There are too many self-selecting variations in populations to do such a study within a "similar population profile." The only incontrovertible way to study such a hypothesis is through genetic testing of individuals before and after long duration stress. Also, if such a mechanism exists in humans then it should also exist in other mammals. So subscribers of this hypothesis need to get busy on rabbits and lower primates before moving on to higher primates if they are ever going to make a case. It would also make sense to take genetic samples from individuals throughout war-torn regions of the world, go back in ten years and attempt to categorize the levels of stress experienced by study subjects in the intervening years, and then make genetic comparisons between their genetic profiles before and after the stressful periods.
Unless a specific gene can be shown to have changed in an adult during their lifetime and that specific change demonstrated to have been passed on to offspring, this entire theory is baloney.
The cruel white gene mutation is preventing you from sympathizing with the victims.
You got that right.
It won’t be long before: “Past enslavement of blacks ruined the lives of every future generation of blacks in America”.
Me neither. At least not that there is evidence in the genes.
Do I believe the children could be directly and adversely affected by their parents trauma?
Sure I do. But from the environment they live with.
Do not believe this for one minute!
Shabby science.
Correlation is not causation.
From the article:
"Researchers have already shown that certain fears might be inherited through generations, at least in animals.
Scientists at Emory University in Atlanta trained male mice to fear the smell of cherry blossom by pairing the smell with a small electric shock. Eventually the mice shuddered at the smell even when it was delivered on its own.
Despite never having encountered the smell of cherry blossom, the offspring of these mice had the same fearful response to the smell - shuddering when they came in contact with it. So too did some of their own offspring.
On the other hand, offspring of mice that had been conditioned to fear another smell, or mice whod had no such conditioning had no fear of cherry blossom.
The fearful mice produced sperm which had fewer epigenetic tags on the gene responsible for producing receptors that sense cherry blossom. The pups themselves had an increased number of cherry blossom smell receptors in their brain, although how this led to them associating the smell with fear is still a mystery."
You know; this brings up a very good point that I once read about. The point was that children usually learn what they live.
I don’t know.
Keep in mind tho that even if genes can’t actually be changed through things like stress (it seems that they can), the genes of the children and descendents of slaves were certainly modified through things like selective and forced breeding, rape by owners/overseers, etc.
Note, that doesn’t equate to some sort of entitlement based on genetics, since just about EVERY group that came here to the US did so in whole or part as a result of some sort of oppressive and coercive means. For example, are the children/descendents of African slaves entitled to some sort of “genetic stress” compensation different than say Irish Americans. Who in large part came here as a result of a policy of deliberate starvation and then kept, if not in a state of indentured servitude, then certainly forcable underclass existance?

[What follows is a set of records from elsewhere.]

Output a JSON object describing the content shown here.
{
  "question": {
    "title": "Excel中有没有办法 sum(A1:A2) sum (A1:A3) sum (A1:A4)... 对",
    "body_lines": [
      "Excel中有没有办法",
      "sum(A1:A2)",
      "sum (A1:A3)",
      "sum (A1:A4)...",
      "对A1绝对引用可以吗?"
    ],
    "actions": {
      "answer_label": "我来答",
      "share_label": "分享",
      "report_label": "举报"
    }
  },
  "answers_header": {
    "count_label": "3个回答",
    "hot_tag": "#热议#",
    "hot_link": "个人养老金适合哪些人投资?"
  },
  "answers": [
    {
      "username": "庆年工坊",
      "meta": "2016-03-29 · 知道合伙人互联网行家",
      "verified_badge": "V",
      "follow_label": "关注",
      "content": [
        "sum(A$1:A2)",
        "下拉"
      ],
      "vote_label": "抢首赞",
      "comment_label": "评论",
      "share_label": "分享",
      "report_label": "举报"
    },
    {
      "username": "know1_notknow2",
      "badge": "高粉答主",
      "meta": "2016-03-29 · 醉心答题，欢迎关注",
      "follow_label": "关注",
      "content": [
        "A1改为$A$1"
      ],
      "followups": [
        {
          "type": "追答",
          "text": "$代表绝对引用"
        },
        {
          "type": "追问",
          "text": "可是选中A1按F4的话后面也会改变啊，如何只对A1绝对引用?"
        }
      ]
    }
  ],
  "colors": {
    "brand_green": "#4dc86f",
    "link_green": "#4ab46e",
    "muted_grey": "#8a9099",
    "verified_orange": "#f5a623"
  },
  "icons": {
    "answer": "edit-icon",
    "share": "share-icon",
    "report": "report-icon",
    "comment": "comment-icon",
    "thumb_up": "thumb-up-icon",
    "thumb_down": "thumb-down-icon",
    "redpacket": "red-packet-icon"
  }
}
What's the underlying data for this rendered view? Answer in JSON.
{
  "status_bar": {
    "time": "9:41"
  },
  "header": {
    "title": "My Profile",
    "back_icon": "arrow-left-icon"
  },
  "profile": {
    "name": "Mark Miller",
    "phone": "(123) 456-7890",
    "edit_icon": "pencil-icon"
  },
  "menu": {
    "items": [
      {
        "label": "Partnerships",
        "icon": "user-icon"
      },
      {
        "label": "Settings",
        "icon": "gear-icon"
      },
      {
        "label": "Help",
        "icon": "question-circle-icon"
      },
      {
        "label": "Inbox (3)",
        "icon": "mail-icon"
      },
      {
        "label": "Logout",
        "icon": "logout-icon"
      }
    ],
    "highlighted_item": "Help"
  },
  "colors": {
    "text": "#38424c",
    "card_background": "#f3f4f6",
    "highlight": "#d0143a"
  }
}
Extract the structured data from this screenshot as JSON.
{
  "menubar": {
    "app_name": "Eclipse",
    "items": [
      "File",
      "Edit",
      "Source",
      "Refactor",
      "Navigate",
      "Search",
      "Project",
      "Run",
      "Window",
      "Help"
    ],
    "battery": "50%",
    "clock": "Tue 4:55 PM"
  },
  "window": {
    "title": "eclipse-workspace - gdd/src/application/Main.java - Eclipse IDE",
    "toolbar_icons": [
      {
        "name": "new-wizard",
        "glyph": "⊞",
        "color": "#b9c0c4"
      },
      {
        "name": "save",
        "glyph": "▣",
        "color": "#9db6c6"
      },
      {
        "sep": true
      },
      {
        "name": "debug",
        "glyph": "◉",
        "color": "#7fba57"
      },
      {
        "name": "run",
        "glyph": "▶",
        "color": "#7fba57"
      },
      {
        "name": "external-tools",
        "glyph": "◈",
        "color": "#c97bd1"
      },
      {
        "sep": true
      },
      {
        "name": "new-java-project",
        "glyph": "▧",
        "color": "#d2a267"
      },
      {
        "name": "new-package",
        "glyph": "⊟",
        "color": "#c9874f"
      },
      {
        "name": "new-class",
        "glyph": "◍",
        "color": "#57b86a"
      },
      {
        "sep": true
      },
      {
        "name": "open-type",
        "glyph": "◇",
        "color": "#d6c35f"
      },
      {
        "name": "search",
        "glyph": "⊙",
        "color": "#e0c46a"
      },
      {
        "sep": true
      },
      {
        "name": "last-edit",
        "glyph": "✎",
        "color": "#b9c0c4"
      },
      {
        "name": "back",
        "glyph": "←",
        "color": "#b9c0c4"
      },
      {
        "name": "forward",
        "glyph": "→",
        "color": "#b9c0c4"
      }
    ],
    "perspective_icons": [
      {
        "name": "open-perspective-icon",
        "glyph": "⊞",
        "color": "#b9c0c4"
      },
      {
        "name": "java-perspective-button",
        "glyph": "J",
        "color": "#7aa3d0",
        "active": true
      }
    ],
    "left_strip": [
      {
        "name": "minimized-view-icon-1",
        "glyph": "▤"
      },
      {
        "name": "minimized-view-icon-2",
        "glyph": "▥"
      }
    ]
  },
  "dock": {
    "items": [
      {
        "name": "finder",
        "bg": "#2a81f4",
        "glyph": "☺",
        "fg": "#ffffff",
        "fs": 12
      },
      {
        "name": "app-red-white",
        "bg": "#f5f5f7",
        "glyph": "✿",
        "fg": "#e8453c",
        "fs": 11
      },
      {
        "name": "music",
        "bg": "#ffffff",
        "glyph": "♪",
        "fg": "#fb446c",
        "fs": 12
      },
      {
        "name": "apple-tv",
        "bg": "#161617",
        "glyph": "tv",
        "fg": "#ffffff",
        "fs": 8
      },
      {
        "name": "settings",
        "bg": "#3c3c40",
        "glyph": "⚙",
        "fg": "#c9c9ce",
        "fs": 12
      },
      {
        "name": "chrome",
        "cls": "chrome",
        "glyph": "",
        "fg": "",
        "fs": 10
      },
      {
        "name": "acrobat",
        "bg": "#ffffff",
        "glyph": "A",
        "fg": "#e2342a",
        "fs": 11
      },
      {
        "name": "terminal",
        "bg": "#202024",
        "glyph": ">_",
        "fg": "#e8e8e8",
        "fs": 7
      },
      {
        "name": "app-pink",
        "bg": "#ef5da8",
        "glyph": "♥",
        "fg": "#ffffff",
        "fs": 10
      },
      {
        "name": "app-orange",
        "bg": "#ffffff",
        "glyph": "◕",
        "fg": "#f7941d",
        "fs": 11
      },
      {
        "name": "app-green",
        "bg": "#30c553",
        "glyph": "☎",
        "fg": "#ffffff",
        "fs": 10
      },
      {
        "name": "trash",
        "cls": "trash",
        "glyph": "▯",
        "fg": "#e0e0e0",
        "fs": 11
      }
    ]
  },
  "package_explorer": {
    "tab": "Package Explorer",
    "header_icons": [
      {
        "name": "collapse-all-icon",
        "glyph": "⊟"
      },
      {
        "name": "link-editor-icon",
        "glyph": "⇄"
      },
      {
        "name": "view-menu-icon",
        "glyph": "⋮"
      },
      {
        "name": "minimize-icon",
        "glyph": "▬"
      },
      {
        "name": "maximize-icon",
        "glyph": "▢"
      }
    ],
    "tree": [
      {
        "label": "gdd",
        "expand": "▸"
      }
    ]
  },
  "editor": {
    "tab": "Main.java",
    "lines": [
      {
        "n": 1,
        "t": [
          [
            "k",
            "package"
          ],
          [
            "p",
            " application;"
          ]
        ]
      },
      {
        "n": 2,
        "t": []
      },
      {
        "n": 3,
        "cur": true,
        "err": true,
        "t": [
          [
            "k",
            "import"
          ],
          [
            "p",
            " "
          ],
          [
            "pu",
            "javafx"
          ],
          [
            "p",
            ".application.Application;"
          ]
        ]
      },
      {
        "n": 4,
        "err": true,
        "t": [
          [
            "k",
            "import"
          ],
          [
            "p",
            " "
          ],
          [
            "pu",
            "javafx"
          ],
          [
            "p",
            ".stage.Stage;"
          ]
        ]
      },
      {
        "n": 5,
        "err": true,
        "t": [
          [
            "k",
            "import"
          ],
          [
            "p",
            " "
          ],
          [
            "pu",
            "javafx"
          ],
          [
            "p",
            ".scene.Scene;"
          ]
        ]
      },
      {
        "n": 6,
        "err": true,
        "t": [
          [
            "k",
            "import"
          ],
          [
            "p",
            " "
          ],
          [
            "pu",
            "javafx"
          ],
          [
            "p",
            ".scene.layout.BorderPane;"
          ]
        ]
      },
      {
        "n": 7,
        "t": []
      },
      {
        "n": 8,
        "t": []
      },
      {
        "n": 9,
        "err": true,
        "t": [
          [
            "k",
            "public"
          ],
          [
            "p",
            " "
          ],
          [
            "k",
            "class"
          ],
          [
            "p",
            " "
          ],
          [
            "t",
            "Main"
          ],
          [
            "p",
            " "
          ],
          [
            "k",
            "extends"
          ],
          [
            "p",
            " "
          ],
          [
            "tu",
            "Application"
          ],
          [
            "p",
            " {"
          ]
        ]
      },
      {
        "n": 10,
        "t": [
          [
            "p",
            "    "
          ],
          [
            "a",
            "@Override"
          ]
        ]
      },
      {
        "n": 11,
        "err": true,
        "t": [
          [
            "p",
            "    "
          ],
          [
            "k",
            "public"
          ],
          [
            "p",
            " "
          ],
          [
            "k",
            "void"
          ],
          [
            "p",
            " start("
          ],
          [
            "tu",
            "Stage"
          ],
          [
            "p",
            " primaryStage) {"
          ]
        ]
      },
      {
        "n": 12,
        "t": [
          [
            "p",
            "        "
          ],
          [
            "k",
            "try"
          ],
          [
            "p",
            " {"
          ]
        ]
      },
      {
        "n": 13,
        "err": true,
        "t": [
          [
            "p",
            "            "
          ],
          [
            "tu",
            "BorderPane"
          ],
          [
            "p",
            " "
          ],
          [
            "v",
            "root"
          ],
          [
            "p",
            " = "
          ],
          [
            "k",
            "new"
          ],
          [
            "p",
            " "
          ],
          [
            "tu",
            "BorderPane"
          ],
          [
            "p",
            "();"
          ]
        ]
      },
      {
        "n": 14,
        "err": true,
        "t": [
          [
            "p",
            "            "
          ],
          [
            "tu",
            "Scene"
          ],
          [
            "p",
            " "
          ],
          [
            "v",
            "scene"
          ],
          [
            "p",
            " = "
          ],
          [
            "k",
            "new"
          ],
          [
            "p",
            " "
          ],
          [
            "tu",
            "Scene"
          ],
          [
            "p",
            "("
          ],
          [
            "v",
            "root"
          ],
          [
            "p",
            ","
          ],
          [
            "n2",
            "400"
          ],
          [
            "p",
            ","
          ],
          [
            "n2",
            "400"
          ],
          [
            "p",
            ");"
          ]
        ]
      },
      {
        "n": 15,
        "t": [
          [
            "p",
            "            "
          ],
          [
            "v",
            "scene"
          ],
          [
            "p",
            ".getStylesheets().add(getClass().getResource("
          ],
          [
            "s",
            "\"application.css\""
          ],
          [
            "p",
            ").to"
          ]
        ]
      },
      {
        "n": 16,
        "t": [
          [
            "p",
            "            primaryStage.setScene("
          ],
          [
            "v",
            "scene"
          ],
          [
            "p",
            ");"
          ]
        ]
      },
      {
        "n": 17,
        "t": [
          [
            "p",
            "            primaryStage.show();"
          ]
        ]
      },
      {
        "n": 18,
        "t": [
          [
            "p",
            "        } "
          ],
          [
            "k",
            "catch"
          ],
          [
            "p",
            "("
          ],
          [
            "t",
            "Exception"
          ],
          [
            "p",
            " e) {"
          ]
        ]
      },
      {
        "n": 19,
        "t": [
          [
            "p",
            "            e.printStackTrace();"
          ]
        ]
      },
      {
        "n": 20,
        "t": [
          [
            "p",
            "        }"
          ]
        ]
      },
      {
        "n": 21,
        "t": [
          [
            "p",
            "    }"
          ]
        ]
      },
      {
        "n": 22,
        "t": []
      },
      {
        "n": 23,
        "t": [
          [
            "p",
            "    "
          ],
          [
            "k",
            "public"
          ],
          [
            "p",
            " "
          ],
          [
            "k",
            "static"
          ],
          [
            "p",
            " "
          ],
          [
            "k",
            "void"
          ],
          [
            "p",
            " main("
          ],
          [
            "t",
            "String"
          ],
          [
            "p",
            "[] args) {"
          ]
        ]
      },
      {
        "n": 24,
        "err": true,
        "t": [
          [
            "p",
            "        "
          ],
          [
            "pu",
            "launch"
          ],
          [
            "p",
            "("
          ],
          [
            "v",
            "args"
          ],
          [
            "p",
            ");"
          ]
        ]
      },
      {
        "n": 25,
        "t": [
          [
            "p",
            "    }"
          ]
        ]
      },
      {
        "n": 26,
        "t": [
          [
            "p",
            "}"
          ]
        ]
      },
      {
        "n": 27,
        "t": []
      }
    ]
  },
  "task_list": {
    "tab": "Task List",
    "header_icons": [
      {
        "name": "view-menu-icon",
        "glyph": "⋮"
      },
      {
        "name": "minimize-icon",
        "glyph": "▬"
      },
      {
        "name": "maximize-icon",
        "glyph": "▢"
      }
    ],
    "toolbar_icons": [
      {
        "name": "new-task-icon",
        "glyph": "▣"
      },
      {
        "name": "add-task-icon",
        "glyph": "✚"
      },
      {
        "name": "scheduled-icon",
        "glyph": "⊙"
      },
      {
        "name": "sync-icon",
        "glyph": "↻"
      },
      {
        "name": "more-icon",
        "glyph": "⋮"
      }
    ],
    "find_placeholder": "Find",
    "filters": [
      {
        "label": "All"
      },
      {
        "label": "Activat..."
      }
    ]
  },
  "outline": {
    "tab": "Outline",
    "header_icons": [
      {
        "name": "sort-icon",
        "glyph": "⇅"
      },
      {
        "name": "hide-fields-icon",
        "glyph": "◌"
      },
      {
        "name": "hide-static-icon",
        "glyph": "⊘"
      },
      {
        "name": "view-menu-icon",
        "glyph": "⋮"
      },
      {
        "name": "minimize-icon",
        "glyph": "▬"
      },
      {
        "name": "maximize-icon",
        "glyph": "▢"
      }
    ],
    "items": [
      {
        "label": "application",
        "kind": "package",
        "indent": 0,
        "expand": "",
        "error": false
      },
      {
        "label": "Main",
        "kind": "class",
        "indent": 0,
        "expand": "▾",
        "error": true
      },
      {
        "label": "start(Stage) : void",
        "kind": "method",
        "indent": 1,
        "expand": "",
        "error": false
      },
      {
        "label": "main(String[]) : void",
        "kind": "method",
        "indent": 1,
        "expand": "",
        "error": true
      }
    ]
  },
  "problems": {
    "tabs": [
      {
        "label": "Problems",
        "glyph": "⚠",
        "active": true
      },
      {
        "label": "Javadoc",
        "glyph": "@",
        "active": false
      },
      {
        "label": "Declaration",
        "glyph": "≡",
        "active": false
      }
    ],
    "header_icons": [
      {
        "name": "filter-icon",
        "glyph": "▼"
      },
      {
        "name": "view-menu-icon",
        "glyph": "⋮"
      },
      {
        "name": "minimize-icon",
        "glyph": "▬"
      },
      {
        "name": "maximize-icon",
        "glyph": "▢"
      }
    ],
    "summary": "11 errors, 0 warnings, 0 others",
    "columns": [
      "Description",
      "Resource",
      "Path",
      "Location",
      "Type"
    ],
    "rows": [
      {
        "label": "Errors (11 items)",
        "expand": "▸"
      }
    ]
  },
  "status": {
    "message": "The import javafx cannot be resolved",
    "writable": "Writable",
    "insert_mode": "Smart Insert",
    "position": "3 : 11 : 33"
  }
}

No, I didn’t read the full story. But gene changes as a result of certain behaviors strikes me as being absurd. Of course, mutations can occur, but as a rule unless something affects survival directly, it will be neither more nor less common in the genes of the next generation than without the event(s) occurring.
I’m fine with reparations if part of the deal is that anyone who takes some reparations $$ also is “repatriated” back to their “homeland”, wherever they came from before being forcefully immigrated here 150 years ago, and giving up all rights to immigrate back here ever again. I figure anyone who would pursue this is a good candidate to have exported from our country and it would be worth a $$ settlement in saved welfare $$, crime, inner city deterioration, etc. Anyone who is a loyal U.S. citizen and thankful to be here would not go that route.
Also, take a look at #26. I didn’t write it, but I concur
“No, I didnt read the full story.”
Stopped reading your post right there.